Acute Myeloid Leukemia – Causes, Syptoms And Diagnosis
Acute myeloid leukemia (AML) is a clonal malignancy of hemopoietic tissue characterised by anarhic proliferation of abnormal blast cells in the marrow and impaired production of normal blood cells resulting in anemia and thrombocytopenia. Acute myeloid leukemia occurs in seven morphologic types, each with characteristic
clinical and laboratory features. Acute myeloid leukemia accounts for 80% of acute leukemias in adults and 15% -20% in children.
Acute Myeloid Lukemia Causes
Three environmental factors are certain causative agents:
- Ionizing radiation.
- Chronic benzene and organic chemicals exposure.
- Treatment with alkylating agents or other cytotoxic drugs.
Other possible involved factors are:
- Genetic factors (Down syndrome, Bloom syndrome, Fanconi anemia).
- Viral agents (HIV).
- Genetic alterations reflected in multiple chromosome abnormalities are frequent in acute myeloid leukemia patients, famillial aggregation beeing reported but its significance is unknown.
- Chronic myeloproliferative disorders and preleukemic syndromes ream progress to acute myeloid leukemia.
Acute Myeloid Leukemia Symptoms
Acute myeloid leukemia onset frequent with symptoms and signs of:
- Anemia: pallor, fatigue, weakness, palpitations, dyspnea on exertion.
- Thrombocytopenia (low platelet count): bruising, petechiae, epistaxis, gingival bleeding, conjunctival hemorrhages, prolonged bleeding after minor cuts.
- Neutropenia (low neutrophil counts): infections (eg. cutaneous) with pyogenic Gram-negative microorganisms or systemic candidosis.
- Fever, anorexia and weight loss may be present. Hepatomegaly and splenomegaly occur in about 1/3 of acute myeloid leukemia patients.
- Lymph node enlargement is uncommon except with the monocytic type.
- Leukemic cells may infiltrate any organ or tissue in the body, but organ dysfunction is unusual. Occasionally large aggregates of myeloblasts or monoblasts (granulocytic sarcomas) may develop.
Acute Myeloid Leukemia Diagnosis
- Anemia and thrombocytopenia are constant present.
- Leukopenia below 4.000/ul occurs in about 50% of patients, and neutropenia below 1.000/ul is encountered in over one half of patients at diagnosis. Mature neutrophils may be hyper- or hyposegmented and hypogranular.
- Myeloblasts comprise from 3 to 95% of the leukocytes and in one third of the patients up to 10% of the myeloblasts contain Auer rods (clumps of azurophilic granular material that form elongated needles seen in the cytoplasm of leukemic blasts. They are composed of fused lysosomes and contain peroxidase, lysosomal enzymes and large crystalline inclusions).
- In 5% of patients occurs extreme elevation of the leukocyte count which became symptomatic (leukostasis) at counts greater than 100.000/ul.
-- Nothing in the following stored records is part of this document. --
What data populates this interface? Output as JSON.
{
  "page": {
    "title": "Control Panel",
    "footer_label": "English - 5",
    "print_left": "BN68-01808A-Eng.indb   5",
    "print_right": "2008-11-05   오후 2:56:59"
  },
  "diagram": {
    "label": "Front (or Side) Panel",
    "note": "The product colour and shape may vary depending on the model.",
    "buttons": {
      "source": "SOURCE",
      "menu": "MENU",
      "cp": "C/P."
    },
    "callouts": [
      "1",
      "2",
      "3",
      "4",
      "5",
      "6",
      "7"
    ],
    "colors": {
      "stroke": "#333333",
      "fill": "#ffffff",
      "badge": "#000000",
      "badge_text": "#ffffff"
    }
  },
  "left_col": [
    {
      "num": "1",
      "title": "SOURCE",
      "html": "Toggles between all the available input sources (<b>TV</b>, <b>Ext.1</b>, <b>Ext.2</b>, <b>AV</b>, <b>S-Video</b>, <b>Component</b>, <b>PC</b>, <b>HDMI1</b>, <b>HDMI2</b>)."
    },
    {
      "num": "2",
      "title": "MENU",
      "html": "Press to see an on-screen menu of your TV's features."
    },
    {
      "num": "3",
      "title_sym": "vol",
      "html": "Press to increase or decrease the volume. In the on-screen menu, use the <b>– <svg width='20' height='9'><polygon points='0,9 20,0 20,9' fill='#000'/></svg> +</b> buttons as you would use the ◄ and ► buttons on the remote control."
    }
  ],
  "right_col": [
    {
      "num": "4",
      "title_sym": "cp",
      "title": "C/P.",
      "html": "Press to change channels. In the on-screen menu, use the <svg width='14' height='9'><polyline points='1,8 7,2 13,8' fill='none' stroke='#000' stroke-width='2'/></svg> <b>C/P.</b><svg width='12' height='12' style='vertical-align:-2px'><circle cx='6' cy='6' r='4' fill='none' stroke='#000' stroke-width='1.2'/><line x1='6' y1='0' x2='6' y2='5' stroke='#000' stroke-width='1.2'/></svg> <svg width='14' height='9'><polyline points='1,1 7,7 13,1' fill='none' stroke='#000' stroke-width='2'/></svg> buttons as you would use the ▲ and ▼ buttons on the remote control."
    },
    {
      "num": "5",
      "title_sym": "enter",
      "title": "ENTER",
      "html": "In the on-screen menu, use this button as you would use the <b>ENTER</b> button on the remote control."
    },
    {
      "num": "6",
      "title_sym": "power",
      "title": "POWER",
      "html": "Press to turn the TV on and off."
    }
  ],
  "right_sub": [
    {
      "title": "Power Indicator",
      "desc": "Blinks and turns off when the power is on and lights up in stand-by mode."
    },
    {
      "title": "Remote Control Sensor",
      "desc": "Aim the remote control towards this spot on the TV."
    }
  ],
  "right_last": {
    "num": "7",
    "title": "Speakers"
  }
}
Leukostasis occurs most likely in the circulation of the central nervous system, leading to intracerebral hemorrhage, in the lungs, resulting in pulmonary insufficiency or in the penis, causing priapism (prolonged and painful erection).
- Hyperuricemia and elevated serum lactic dehydrogenase levels.
- Patients with high leukocyte counts may have false hypoglycemia and hypoxia.
- Electrolyte abnormalities are infrequent but there may occur:
- Hypercalcemia and hypophosphatemia.
- Severe hypokalemia or false hyperkalemia in patients with very high leucocyte counts.
Is most often hyprecellular with monomorphic blastic metaplasia. Blast cells are identified by the presence of Auer rods, reactivity with cytochemical stains (myeloperoxidase present in myeloblasts, chloracetate esterase present in monoblasts) or rectivity with monoclonal antibodies to epitopes specific for myeloblasts. Cytogenetic abnormalities are present in about 50% of patients.
Unusual Presentations Of Acute Myeloid Leukemia
- Hypoplastic leukemia: pancytopenia (a reduction in the number of red and white blood cells, as well as platelets) and hypoplastic marrow.
- Oligoblasticc leukemia: anemia and thrombocytopenia, a few blast cells in the blood and marrow (this type is often considered a myelodisplastic syndrome).
- Congenital or neonatal leukemia is 10 times more common in newborns with Down syndrome than in apparently normal babies.
- Hybrid (biphenotypic) leukemias are characterised by cells which have both myeloid and lymphoid markers (chimeric) or cells that have either myeloid or lymphoid markers but arise from the same clone (mosaic).
- Mixed leukemias have myeloid and lymphoid cells present simultaneously, each derived from a distinct clone.
- Coexistence of Acute myelogenous leukemia and mediastinal germ cell tumors has been reported, and there is evidence for a aclonal relationship between the neoplastic cells of the two diseases.